Jakarta, Journalarta.com – Insiden tabrakan antara kereta api dengan truk di Semarang dan Bandar Lampung pada Selasa (18/7/2023) yang lalu mendapat beragam tanggapan dari masyarakat. Yang sangat jadi perhatian publik adalah terkait sistem pengereman di kereta api.
Secara sistem, kereta api merupakan jenis transportasi yang apabila melakukan proses pengereman akan membutuhkan jarak agar benar-benar berhenti.
“Berbeda dengan transportasi darat pada umumnya, kereta api memiliki karakteristik yang secara teknis tidak dapat dilakukan pengereman secara mendadak. Untuk itu, kami mengimbau masyarakat agar lebih waspada dan berhati-hati sebelum melewati perlintasan sebidang,” kata ujar VP Public Relations KAI, Joni Martinus dikutip dari laman resmi KAI, Minggu (23/7/2023).

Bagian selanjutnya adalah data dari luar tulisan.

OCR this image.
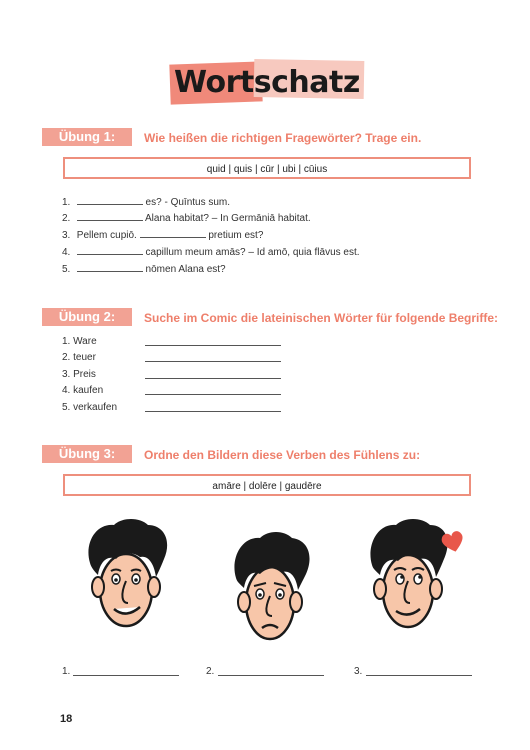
Wortschatz
Übung 1:	Wie heißen die richtigen Fragewörter? Trage ein.
quid | quis | cūr | ubi | cūius
1.	es? - Quīntus sum.
2.	Alana habitat? – In Germāniā habitat.
3. Pellem cupiō.	pretium est?
4.	capillum meum amās? – Id amō, quia flāvus est.
5.	nōmen Alana est?
Übung 2:	Suche im Comic die lateinischen Wörter für folgende Begriffe:
1. Ware
2. teuer
3. Preis
4. kaufen
5. verkaufen
Übung 3:	Ordne den Bildern diese Verben des Fühlens zu:
amāre | dolēre | gaudēre
1.	2.	3.
18
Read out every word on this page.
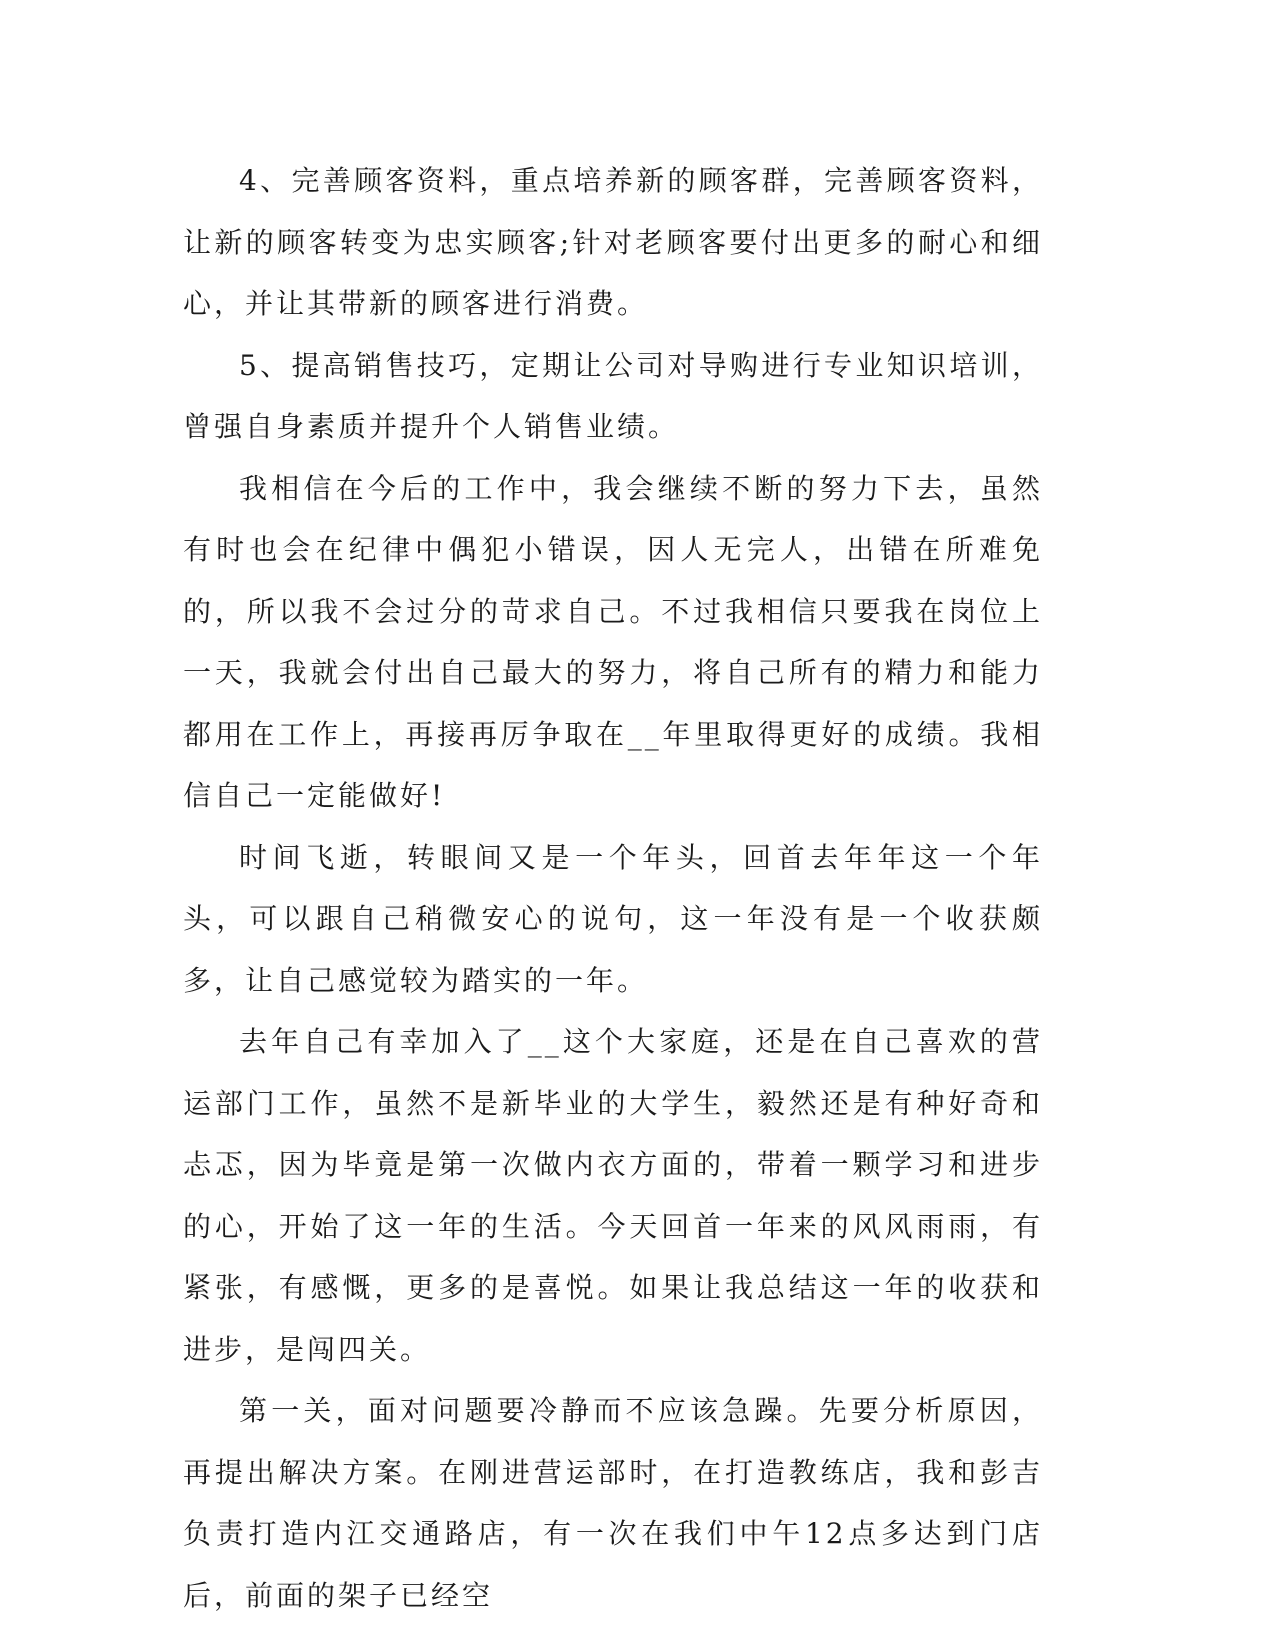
4、完善顾客资料，重点培养新的顾客群，完善顾客资料，让新的顾客转变为忠实顾客;针对老顾客要付出更多的耐心和细心，并让其带新的顾客进行消费。

5、提高销售技巧，定期让公司对导购进行专业知识培训，曾强自身素质并提升个人销售业绩。

我相信在今后的工作中，我会继续不断的努力下去，虽然有时也会在纪律中偶犯小错误，因人无完人，出错在所难免的，所以我不会过分的苛求自己。不过我相信只要我在岗位上一天，我就会付出自己最大的努力，将自己所有的精力和能力都用在工作上，再接再厉争取在__年里取得更好的成绩。我相信自己一定能做好!

时间飞逝，转眼间又是一个年头，回首去年年这一个年头，可以跟自己稍微安心的说句，这一年没有是一个收获颇多，让自己感觉较为踏实的一年。

去年自己有幸加入了__这个大家庭，还是在自己喜欢的营运部门工作，虽然不是新毕业的大学生，毅然还是有种好奇和忐忑，因为毕竟是第一次做内衣方面的，带着一颗学习和进步的心，开始了这一年的生活。今天回首一年来的风风雨雨，有紧张，有感慨，更多的是喜悦。如果让我总结这一年的收获和进步，是闯四关。

第一关，面对问题要冷静而不应该急躁。先要分析原因，再提出解决方案。在刚进营运部时，在打造教练店，我和彭吉负责打造内江交通路店，有一次在我们中午12点多达到门店后，前面的架子已经空
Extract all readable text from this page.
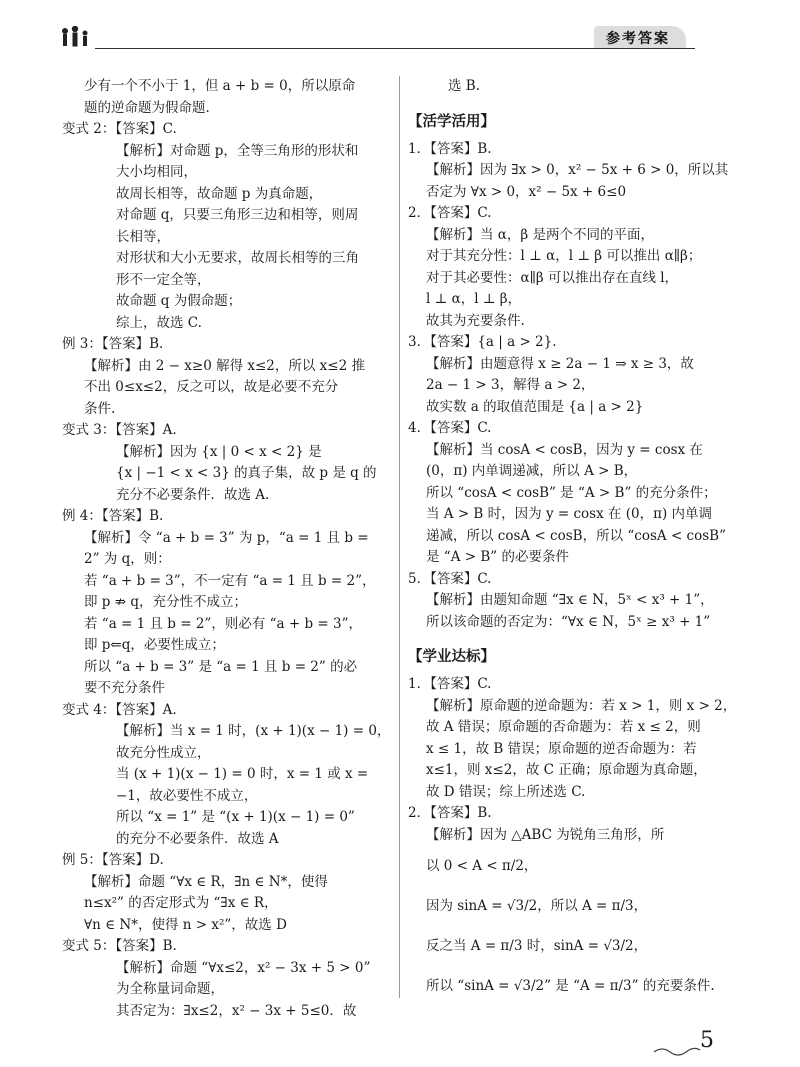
参考答案
少有一个不小于 1，但 a + b = 0，所以原命
题的逆命题为假命题.
变式 2：【答案】C.
【解析】对命题 p，全等三角形的形状和
大小均相同，
故周长相等，故命题 p 为真命题，
对命题 q，只要三角形三边和相等，则周
长相等，
对形状和大小无要求，故周长相等的三角
形不一定全等，
故命题 q 为假命题；
综上，故选 C.
例 3：【答案】B.
【解析】由 2 − x≥0 解得 x≤2，所以 x≤2 推
不出 0≤x≤2，反之可以，故是必要不充分
条件.
变式 3：【答案】A.
【解析】因为 {x | 0 < x < 2} 是
{x | −1 < x < 3} 的真子集，故 p 是 q 的
充分不必要条件．故选 A.
例 4：【答案】B.
【解析】令 “a + b = 3” 为 p，“a = 1 且 b =
2” 为 q，则：
若 “a + b = 3”，不一定有 “a = 1 且 b = 2”，
即 p ⇏ q，充分性不成立；
若 “a = 1 且 b = 2”，则必有 “a + b = 3”，
即 p⇐q，必要性成立；
所以 “a + b = 3” 是 “a = 1 且 b = 2” 的必
要不充分条件
变式 4：【答案】A.
【解析】当 x = 1 时，(x + 1)(x − 1) = 0，
故充分性成立，
当 (x + 1)(x − 1) = 0 时，x = 1 或 x =
−1，故必要性不成立，
所以 “x = 1” 是 “(x + 1)(x − 1) = 0”
的充分不必要条件．故选 A
例 5：【答案】D.
【解析】命题 “∀x ∈ R，∃n ∈ N*，使得
n≤x²” 的否定形式为 “∃x ∈ R，
∀n ∈ N*，使得 n > x²”，故选 D
变式 5：【答案】B.
【解析】命题 “∀x≤2，x² − 3x + 5 > 0”
为全称量词命题，
其否定为：∃x≤2，x² − 3x + 5≤0．故
选 B.
【活学活用】
1．【答案】B.
【解析】因为 ∃x > 0，x² − 5x + 6 > 0，所以其
否定为 ∀x > 0，x² − 5x + 6≤0
2．【答案】C.
【解析】当 α，β 是两个不同的平面，
对于其充分性：l ⊥ α，l ⊥ β 可以推出 α∥β；
对于其必要性：α∥β 可以推出存在直线 l，
l ⊥ α，l ⊥ β，
故其为充要条件.
3．【答案】{a | a > 2}.
【解析】由题意得 x ≥ 2a − 1 ⇒ x ≥ 3，故
2a − 1 > 3，解得 a > 2，
故实数 a 的取值范围是 {a | a > 2}
4．【答案】C.
【解析】当 cosA < cosB，因为 y = cosx 在
(0，π) 内单调递减，所以 A > B，
所以 “cosA < cosB” 是 “A > B” 的充分条件；
当 A > B 时，因为 y = cosx 在 (0，π) 内单调
递减，所以 cosA < cosB，所以 “cosA < cosB”
是 “A > B” 的必要条件
5．【答案】C.
【解析】由题知命题 “∃x ∈ N，5ˣ < x³ + 1”，
所以该命题的否定为：“∀x ∈ N，5ˣ ≥ x³ + 1”
【学业达标】
1．【答案】C.
【解析】原命题的逆命题为：若 x > 1，则 x > 2，
故 A 错误；原命题的否命题为：若 x ≤ 2，则
x ≤ 1，故 B 错误；原命题的逆否命题为：若
x≤1，则 x≤2，故 C 正确；原命题为真命题，
故 D 错误；综上所述选 C.
2．【答案】B.
【解析】因为 △ABC 为锐角三角形，所
以 0 < A < π/2，
因为 sinA = √3/2，所以 A = π/3，
反之当 A = π/3 时，sinA = √3/2，
所以 “sinA = √3/2” 是 “A = π/3” 的充要条件.
5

Inilah beberapa faktor yang menyebabkan kereta api tidak dapat mengerem secara mendadak:
Peratama, Panjang dan Berat Rangkaian Kereta Api.
Hal yang menyebabkan kereta api tidak dapat berhenti secara mendadak adalah karena panjang dan bobot kereta api. Makin panjang dan berat rangkaiannya, maka jarak yang dibutuhkan kereta api untuk dapat benar-benar berhenti akan semakin panjang.
Di Indonesia, rata-rata satu rangkaian kereta penumpang terdiri dari 8-12 gerbong dengan bobot mencapai 600 ton, belum termasuk penumpang dan barang bawaannya. Dengan kondisi tersebut, maka akan dibutuhkan tenaga yang besar untuk membuat rangkaian kereta api berhenti.
Kedua, Sistem Pengereman.
Sistem pengereman yang dipakai pada kereta api di Indonesia pada umumnya menggunakan jenis rem udara. Cara kerjanya adalah dengan mengompresi udara dan disimpan hingga proses pengereman terjadi. Ketika masinis mengaktifkan sistem pengereman, udara tadi akan didistribusikan melalui pipa kecil di sepanjang roda dan membuat friksi pada roda. Friksi inilah yang nantinya akan membuat kereta berhenti.
Kendati kereta api telah dilengkapi dengan rem darurat, rem ini tetap tidak bisa berhenti mendadak. Rem ini hanya menghasilkan lebih banyak energi dan tekanan udara yang lebih besar untuk menghentikan kereta lebih cepat.
Jadi, walaupun masinis telah melihat ada yang menerobos palang kereta, kemudian melakukan proses pengereman, maka tetap akan membutuhkan suatu jarak agar kereta benar-benar berhenti. Hal inilah yang nantinya akan menyebabkan tabrakan, apabila jarak pengereman tidak terpenuhi.